Indiana Council Details Possible New Borough Maps | Local News

The Indiana Borough Council spent just over an hour Tuesday night reviewing proposed maps that would likely replace the existing four-ward layout that divides the borough along Philadelphia and Seventh streets.

Council Vice Chair Kaycee Newell explained why a new distribution is needed: The current ward map and distribution of council representation does not follow the basic principle of one person, one vote.

She chaired an ad hoc committee that came up with maps for the general, two-, three-, four-, and six-ward divisions of the borough of just over 14,000 people that is home to Indiana University in Pennsylvania. .

Newell chaired an ad hoc committee that included board chairman Dr. Peter Broad in an ex officio role, along with administration chairman Poom Sunhachawi-Taylor and advisers Sara Steelman and Luke DeBuyser.

Their consensus recommendations were for a general system with seven councilors and a two-ward system with an eight-member council, although Newell said, “I would be comfortable with three wards as well.”

This proposal could involve four members in a central district and two in the eastern and western districts.

Councilman Donald Lancaster said a three- or two-ward system wouldn’t require as many map line changes “if you have to change lines,” say, after the 2030 federal census.

Steelman is the author of a six-ward proposal, but said three wards “have real benefits.”

Newell also took note of Councilwoman Tamara Collazzo’s attendance at a series of three public meetings and said “some members of the community showed up” in the council chambers in the basement of the George E. Hood.

“I would hate for people not to see that,” Councilman Gerald Smith said. Newell said additional public hearings or polls could be funded and scheduled if the majority of the board deems it necessary beyond the public meetings, as noted in his presentation:

• On August 2 or August 16, the Newell committee will seek a board vote for attorney Patrick Dougherty to write an order – or orders – for the cards.

• On August 23, the Sunhachawi-Taylor Board of Directors will review the ordinances and bring a draft to the board for a vote.

• On September 6, council could vote to announce an ordinance.

• On October 4, if an order was announced in September, the council would then hold a final vote on the redistribution.

“The most important thing here is to stay one person, one vote,” former councilman Jim McQuown observed, in a sparse audience including two people in the council chamber and two townspeople online watching the meeting streamed. .

“I invited people to this meeting,” Broad said, but conceded “eyes glazed over” when he explained what was to be discussed.
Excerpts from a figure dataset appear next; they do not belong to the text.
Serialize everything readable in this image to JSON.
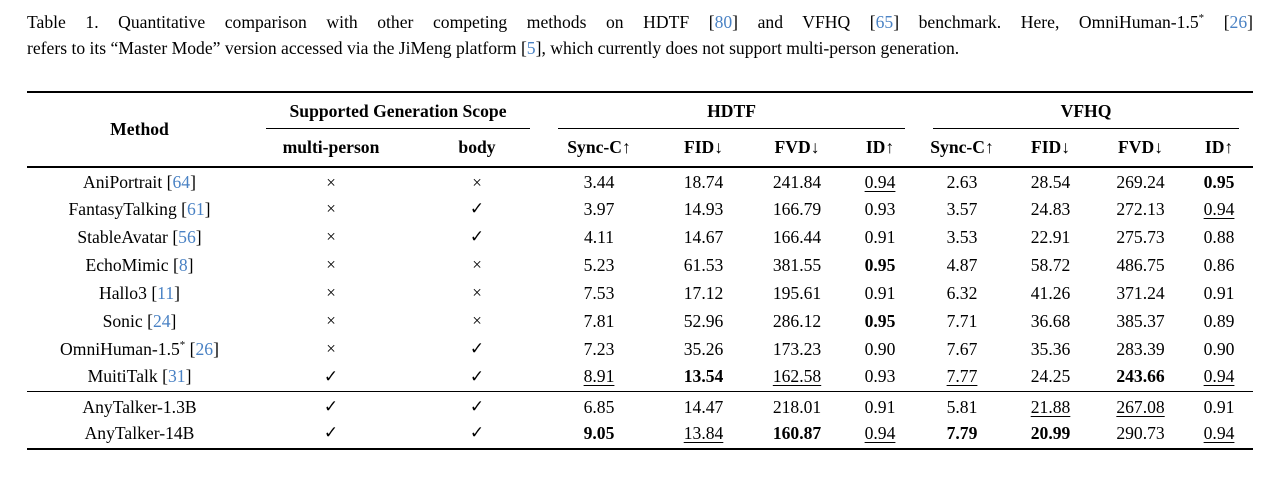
{
  "colors": {
    "text": "#000000",
    "citation": "#4a82c4"
  },
  "symbols": {
    "check": "✓",
    "cross": "×"
  },
  "caption": {
    "lines": [
      {
        "segments": [
          {
            "text": "Table 1. Quantitative comparison with other competing methods on HDTF "
          },
          {
            "cite": "80"
          },
          {
            "text": " and VFHQ "
          },
          {
            "cite": "65"
          },
          {
            "text": " benchmark. Here, OmniHuman-1.5"
          },
          {
            "sup": "*"
          },
          {
            "text": " "
          },
          {
            "cite": "26"
          }
        ]
      },
      {
        "segments": [
          {
            "text": "refers to its “Master Mode” version accessed via the JiMeng platform "
          },
          {
            "cite": "5"
          },
          {
            "text": ", which currently does not support multi-person generation."
          }
        ]
      }
    ]
  },
  "table": {
    "method_header": "Method",
    "groups": [
      {
        "label": "Supported Generation Scope",
        "span": 2
      },
      {
        "label": "HDTF",
        "span": 4
      },
      {
        "label": "VFHQ",
        "span": 4
      }
    ],
    "subheaders": [
      "multi-person",
      "body",
      "Sync-C↑",
      "FID↓",
      "FVD↓",
      "ID↑",
      "Sync-C↑",
      "FID↓",
      "FVD↓",
      "ID↑"
    ],
    "rows": [
      {
        "section": "baselines",
        "method": {
          "name": "AniPortrait",
          "cite": "64"
        },
        "multi_person": "cross",
        "body": "cross",
        "values": [
          {
            "v": "3.44"
          },
          {
            "v": "18.74"
          },
          {
            "v": "241.84"
          },
          {
            "v": "0.94",
            "u": true
          },
          {
            "v": "2.63"
          },
          {
            "v": "28.54"
          },
          {
            "v": "269.24"
          },
          {
            "v": "0.95",
            "b": true
          }
        ]
      },
      {
        "section": "baselines",
        "method": {
          "name": "FantasyTalking",
          "cite": "61"
        },
        "multi_person": "cross",
        "body": "check",
        "values": [
          {
            "v": "3.97"
          },
          {
            "v": "14.93"
          },
          {
            "v": "166.79"
          },
          {
            "v": "0.93"
          },
          {
            "v": "3.57"
          },
          {
            "v": "24.83"
          },
          {
            "v": "272.13"
          },
          {
            "v": "0.94",
            "u": true
          }
        ]
      },
      {
        "section": "baselines",
        "method": {
          "name": "StableAvatar",
          "cite": "56"
        },
        "multi_person": "cross",
        "body": "check",
        "values": [
          {
            "v": "4.11"
          },
          {
            "v": "14.67"
          },
          {
            "v": "166.44"
          },
          {
            "v": "0.91"
          },
          {
            "v": "3.53"
          },
          {
            "v": "22.91"
          },
          {
            "v": "275.73"
          },
          {
            "v": "0.88"
          }
        ]
      },
      {
        "section": "baselines",
        "method": {
          "name": "EchoMimic",
          "cite": "8"
        },
        "multi_person": "cross",
        "body": "cross",
        "values": [
          {
            "v": "5.23"
          },
          {
            "v": "61.53"
          },
          {
            "v": "381.55"
          },
          {
            "v": "0.95",
            "b": true
          },
          {
            "v": "4.87"
          },
          {
            "v": "58.72"
          },
          {
            "v": "486.75"
          },
          {
            "v": "0.86"
          }
        ]
      },
      {
        "section": "baselines",
        "method": {
          "name": "Hallo3",
          "cite": "11"
        },
        "multi_person": "cross",
        "body": "cross",
        "values": [
          {
            "v": "7.53"
          },
          {
            "v": "17.12"
          },
          {
            "v": "195.61"
          },
          {
            "v": "0.91"
          },
          {
            "v": "6.32"
          },
          {
            "v": "41.26"
          },
          {
            "v": "371.24"
          },
          {
            "v": "0.91"
          }
        ]
      },
      {
        "section": "baselines",
        "method": {
          "name": "Sonic",
          "cite": "24"
        },
        "multi_person": "cross",
        "body": "cross",
        "values": [
          {
            "v": "7.81"
          },
          {
            "v": "52.96"
          },
          {
            "v": "286.12"
          },
          {
            "v": "0.95",
            "b": true
          },
          {
            "v": "7.71"
          },
          {
            "v": "36.68"
          },
          {
            "v": "385.37"
          },
          {
            "v": "0.89"
          }
        ]
      },
      {
        "section": "baselines",
        "method": {
          "name": "OmniHuman-1.5",
          "sup": "*",
          "cite": "26"
        },
        "multi_person": "cross",
        "body": "check",
        "values": [
          {
            "v": "7.23"
          },
          {
            "v": "35.26"
          },
          {
            "v": "173.23"
          },
          {
            "v": "0.90"
          },
          {
            "v": "7.67"
          },
          {
            "v": "35.36"
          },
          {
            "v": "283.39"
          },
          {
            "v": "0.90"
          }
        ]
      },
      {
        "section": "baselines",
        "method": {
          "name": "MuitiTalk",
          "cite": "31"
        },
        "multi_person": "check",
        "body": "check",
        "values": [
          {
            "v": "8.91",
            "u": true
          },
          {
            "v": "13.54",
            "b": true
          },
          {
            "v": "162.58",
            "u": true
          },
          {
            "v": "0.93"
          },
          {
            "v": "7.77",
            "u": true
          },
          {
            "v": "24.25"
          },
          {
            "v": "243.66",
            "b": true
          },
          {
            "v": "0.94",
            "u": true
          }
        ]
      },
      {
        "section": "ours",
        "method": {
          "name": "AnyTalker-1.3B"
        },
        "multi_person": "check",
        "body": "check",
        "values": [
          {
            "v": "6.85"
          },
          {
            "v": "14.47"
          },
          {
            "v": "218.01"
          },
          {
            "v": "0.91"
          },
          {
            "v": "5.81"
          },
          {
            "v": "21.88",
            "u": true
          },
          {
            "v": "267.08",
            "u": true
          },
          {
            "v": "0.91"
          }
        ]
      },
      {
        "section": "ours",
        "method": {
          "name": "AnyTalker-14B"
        },
        "multi_person": "check",
        "body": "check",
        "values": [
          {
            "v": "9.05",
            "b": true
          },
          {
            "v": "13.84",
            "u": true
          },
          {
            "v": "160.87",
            "b": true
          },
          {
            "v": "0.94",
            "u": true
          },
          {
            "v": "7.79",
            "b": true
          },
          {
            "v": "20.99",
            "b": true
          },
          {
            "v": "290.73"
          },
          {
            "v": "0.94",
            "u": true
          }
        ]
      }
    ]
  }
}
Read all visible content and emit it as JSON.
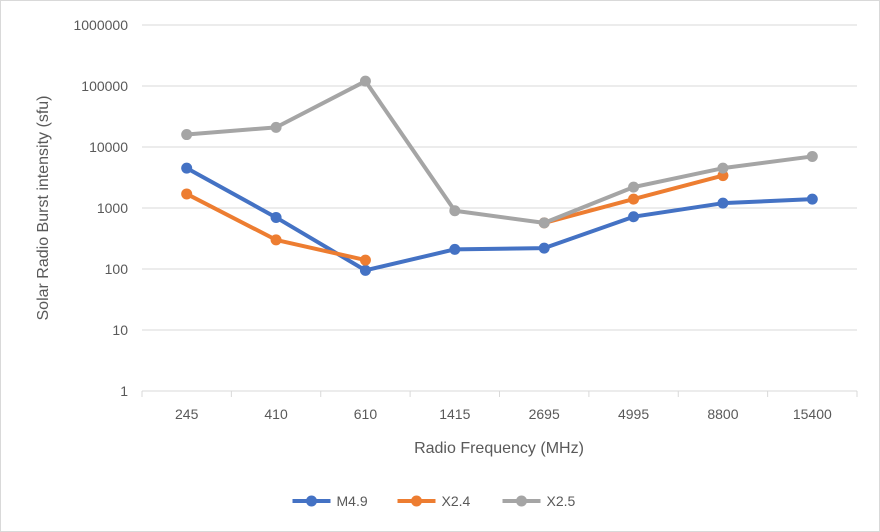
{
  "chart_data": {
    "type": "line",
    "title": "",
    "xlabel": "Radio Frequency (MHz)",
    "ylabel": "Solar Radio Burst intensity (sfu)",
    "yscale": "log",
    "ylim": [
      1,
      1000000
    ],
    "y_ticks": [
      "1",
      "10",
      "100",
      "1000",
      "10000",
      "100000",
      "1000000"
    ],
    "categories": [
      "245",
      "410",
      "610",
      "1415",
      "2695",
      "4995",
      "8800",
      "15400"
    ],
    "grid": true,
    "legend_position": "bottom",
    "series": [
      {
        "name": "M4.9",
        "color": "#4472c4",
        "values": [
          4500,
          700,
          95,
          210,
          220,
          720,
          1200,
          1400
        ]
      },
      {
        "name": "X2.4",
        "color": "#ed7d31",
        "values": [
          1700,
          300,
          140,
          null,
          570,
          1400,
          3400,
          null
        ]
      },
      {
        "name": "X2.5",
        "color": "#a5a5a5",
        "values": [
          16000,
          21000,
          120000,
          900,
          570,
          2200,
          4500,
          7000
        ]
      }
    ]
  }
}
The council vice president said her panel discussed issues with borough zoning staff and researched 15 other Pennsylvania municipalities with populations under 45,000 that house universities.

Of those 15 municipalities studied, Newell said, 11 were organized using a large-scale system (State College, Carlisle, Millersville, Calif., Edinboro, Clarion, Kutztown, Slippery Rock, and the boroughs of Mansfield; city of Bloomsburg; and City of Lock Haven), and four used a ward system (boroughs of West Chester, East Stroudsburg, Clearfield, and Shippensburg).

None used a hybrid system mixing ward representation with membership at large, council sizes ranged from five in Shippensburg to eight in Clearfield, and mayors serve as council presidents in Carlisle, Bloomsburg and Lock Haven.

Shippensburg also has a quirk not found in the other municipalities surveyed – one neighborhood in Franklin County, two neighborhoods in Cumberland County.

Newell and Borough Manager Nichole Sipos found an example of a hybrid system in the city of Johnstown, which has a mix of wards and general councillors, and is a self-governing municipality where the mayor is council president.

The concept of council committees in a redistributed borough was not a topic Tuesday night. Newell said a decision on the new composition of the committees could be made once the redistribution process is complete.

There wasn’t much else on the agenda for Tuesday’s business session.

Broad said Sara King, president of the Friends of White’s Woods, wants a meeting with him and any other councilors who wish to join them Thursday at 2 p.m. in the council chambers.

Community Development Chairman Ben Ford reminded colleagues of the third Thursday of this week and mentioned the First Commonwealth Bank Taste & Tour, which also takes place on Thursday. The bank has a Facebook page that describes this event.

Police Chief Justin Schawl said the June police calls were similar to the number in June 2019, before the pandemic.

He also mentioned upcoming events, including providing a police escort for a parade as part of Starlit Night 2022 from Summit Church to Mack Park on July 29, and the Italian Festival in town on August 14 from noon to 7 p.m. h.

Dougherty was in line for Tuesday’s meeting (as was Smith). The lawyer had to witness a death in his family.

He also led an executive session for legal matters following the public portion of the business session.